In this scenario, not having mooch would have forced them to refactor, or simply not meet their requirement or finish the project. "it's impossible" kind of thing, or "too much work" kind of thing.
We've all had that happen on P1, and the answer was to refactor and parallelize to get it done. That taught all of us lots of things we know now that new users won't.
So here's the question: Won't they have to learn that anyway?
In the case of no mooch, they would have to learn it without seeing the benefit of some increased speed. In the case of mooch, they might not learn it and something works, but when it doesn't, don't they have to learn it anyway?
And this is why I really liked mooch. Take that same question and frame it up with something like "Turbo" and the answer remains the same, but the connotation and expectations surrounding that answer change considerably.
In the case of mooch, it's a clear bandaid masking what is otherwise some basic thing they should be doing, but aren't, or aren't yet. In the case of turbo, it's not a clear bandaid, because it's turbo! Turbos are supposed to go faster!
Mooching works until it doesn't, but there isn't really an expectation of it working consistenty. Turbo does come with an expectation of working, otherwise why have turbo? But turbo would also work, until it doesn't.

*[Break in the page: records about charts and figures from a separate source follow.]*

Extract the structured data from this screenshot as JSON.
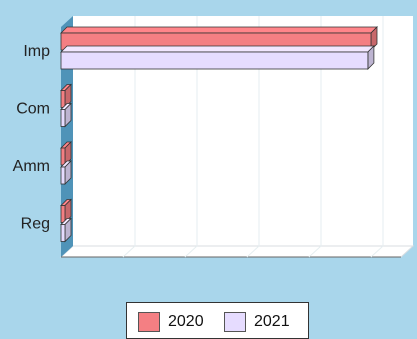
{
  "chart_data": {
    "type": "bar",
    "orientation": "horizontal",
    "style": "3d",
    "categories": [
      "Imp",
      "Com",
      "Amm",
      "Reg"
    ],
    "series": [
      {
        "name": "2020",
        "color": "#f47f83",
        "values": [
          100,
          0.5,
          0.5,
          0.5
        ]
      },
      {
        "name": "2021",
        "color": "#e6dcff",
        "values": [
          99,
          0.5,
          0.5,
          0.5
        ]
      }
    ],
    "title": "",
    "xlabel": "",
    "ylabel": "",
    "xlim": [
      0,
      100
    ],
    "grid": true,
    "legend_position": "bottom"
  },
  "legend": {
    "items": [
      {
        "label": "2020",
        "color": "#f47f83"
      },
      {
        "label": "2021",
        "color": "#e6dcff"
      }
    ]
  }
}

The difference is in the expectations. Mooch would more frequently result in, "I knew better, but..." and Turbo would more frequently result in, "It should have, but..." and there is a whole world of difference there when it comes to the work needed to follow through and refactor to make it work solid.
It's about code in your object, that mooches, and Bill's object, that mooches, that I mix up in my program only then to find the program fails at random due to the lack of bandwidth to support both. Thanks guys. Only problem is people will try it out and may well say it's easy and great, the issues I'm alluding to won't show up until the PII has hundreds of objects in OBEX and elsewhere an thousands of confused users.
I did identify one that is at issue, and that's the multi-purpose driver crammed into a COG that depends on mooch. That one is a valid potential hard failure mode when more than one is present, or some other tasks require most, or all of their HUB cycles. If somebody builds one of those, they really need to build it non mooch.
That one isn't a clear win, and it comes down to expectations if built to depend on mooching. We don't depend on moochers, right?
Now, the other failure case is generalized in the post above. What's your answer to that question?